To clear up any semantical errors:

Correct:
INSERT INTO player_index (Name, Title) VALUES('George', 'George\'s the best!');
Broken:
INSERT INTO player_index (Name, Title) VALUES('George', 'George's the best!');
Even more broken:
INSERT INTO player_index (Name, Title) VALUES(\'George\', \'George\'s the
best!\');

So if I ran mysql_real_escape_string() on the whole string, it would escape
even the quotes around the strings, correct?  That is undesireable, to say
the least.  Or is it so smart that it actually sees what is a string quote,
and what is a quote within a string?  The way I understood the example on
the MySQL page was that you had to put in the quotes yourself, that was how
the example itself was structured.

> >What if I had to loop something over, like player affects, and
> >concatenated insert strings together, and then ran that query?  Which
> >option would be best then?
>
>Probably:
>
>   strcpy(query, "SELECT ...");  // start it
>   mysql_real_escape_string(handle, temp, quoteme, strlen(quoteme));
>   strcat(query, temp);
>   ...
>
>However, the correct answer for 68 query items is probably Don'tDoThat(tm).
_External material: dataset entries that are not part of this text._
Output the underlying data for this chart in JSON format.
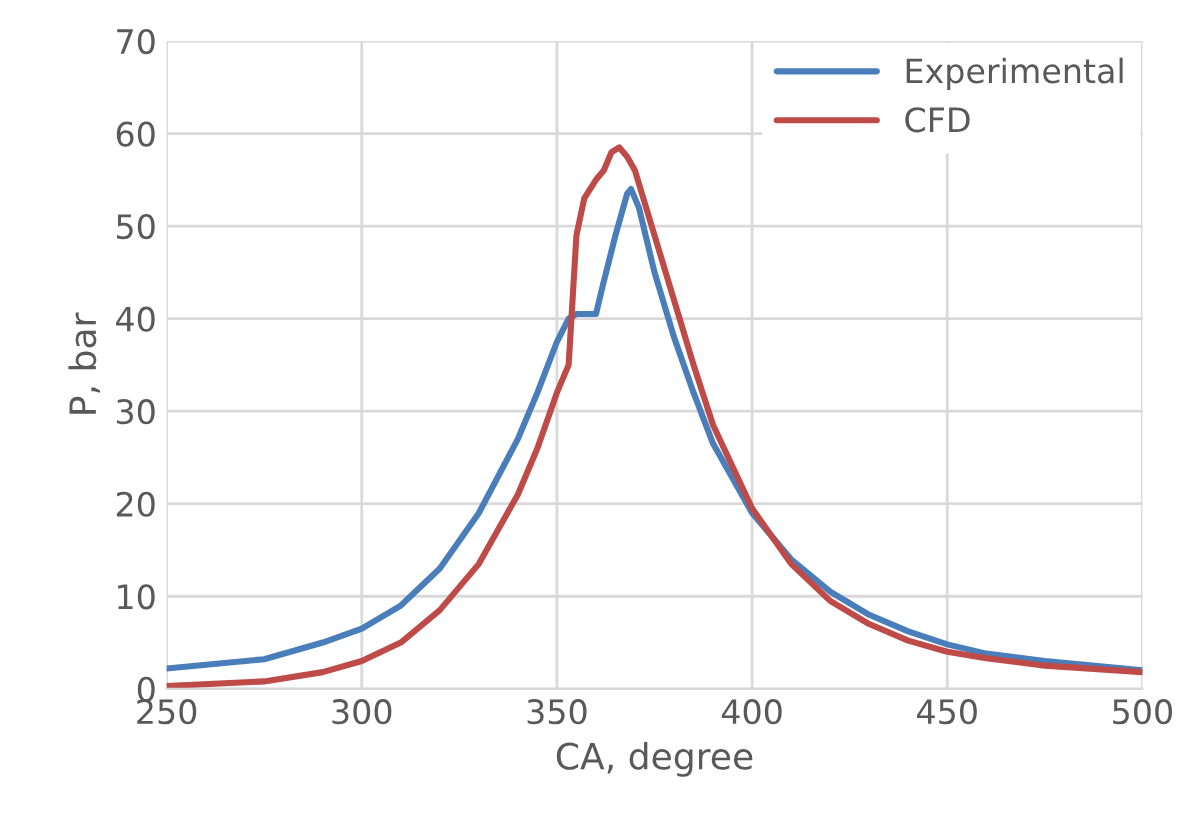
{
  "chart_data": {
    "type": "line",
    "xlabel": "CA, degree",
    "ylabel": "P, bar",
    "xlim": [
      250,
      500
    ],
    "xticks": [
      250,
      300,
      350,
      400,
      450,
      500
    ],
    "ylim": [
      0,
      70
    ],
    "yticks": [
      0,
      10,
      20,
      30,
      40,
      50,
      60,
      70
    ],
    "grid": true,
    "legend": "top right",
    "marker": "none",
    "line_style": "solid",
    "series": [
      {
        "name": "Experimental",
        "color": "#4a7ebb",
        "x": [
          250,
          275,
          290,
          300,
          310,
          320,
          330,
          340,
          345,
          350,
          353,
          355,
          360,
          362,
          365,
          368,
          369,
          371,
          375,
          380,
          385,
          390,
          400,
          410,
          420,
          430,
          440,
          450,
          460,
          475,
          500
        ],
        "values": [
          2.2,
          3.2,
          5,
          6.5,
          9,
          13,
          19,
          27,
          32,
          37.5,
          40,
          40.5,
          40.5,
          44,
          49,
          53.5,
          54,
          52,
          45,
          38,
          32,
          26.5,
          19,
          14,
          10.5,
          8,
          6.2,
          4.8,
          3.8,
          3,
          2
        ]
      },
      {
        "name": "CFD",
        "color": "#be4b48",
        "x": [
          250,
          275,
          290,
          300,
          310,
          320,
          330,
          340,
          345,
          350,
          353,
          355,
          357,
          360,
          362,
          364,
          366,
          368,
          370,
          375,
          380,
          385,
          390,
          400,
          410,
          420,
          430,
          440,
          450,
          460,
          475,
          500
        ],
        "values": [
          0.3,
          0.8,
          1.8,
          3,
          5,
          8.5,
          13.5,
          21,
          26,
          32,
          35,
          49,
          53,
          55,
          56,
          58,
          58.5,
          57.5,
          56,
          49,
          42,
          35,
          28.5,
          19.5,
          13.5,
          9.5,
          7,
          5.2,
          4,
          3.3,
          2.5,
          1.8
        ]
      }
    ]
  }
}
Hehe. Well, I generally tend to narrow my SELECT's down to one or two
search items.  If I can't do that, I tend to redesign my database so that I
can.  It wasn't the database that was at fault, it was my coding skills.

> >And why is it so hard to use some kind of function inside a sprintf that
> >strips the ' and replaces them with \' instead?  The one I had was
> >obviously wrong, but you never said what was wrong with it or why, you
> >just said it was due to lack of understanding static.  That answer would
> >make sense if I actually DID understand static, but since I don't, you
> >know where this is all going...
>
>Only one static buffer exists by that name so your calls clobber each
>other. You need either a master temporary buffer or 68 little ones for
>each.

How would I do the master temp buffer?

Which is to prefer from a memory/speed point of view? Would the 68 little
ones suck up memory and not free it or something, or how does all this
work?  I am not good with that kind of C code.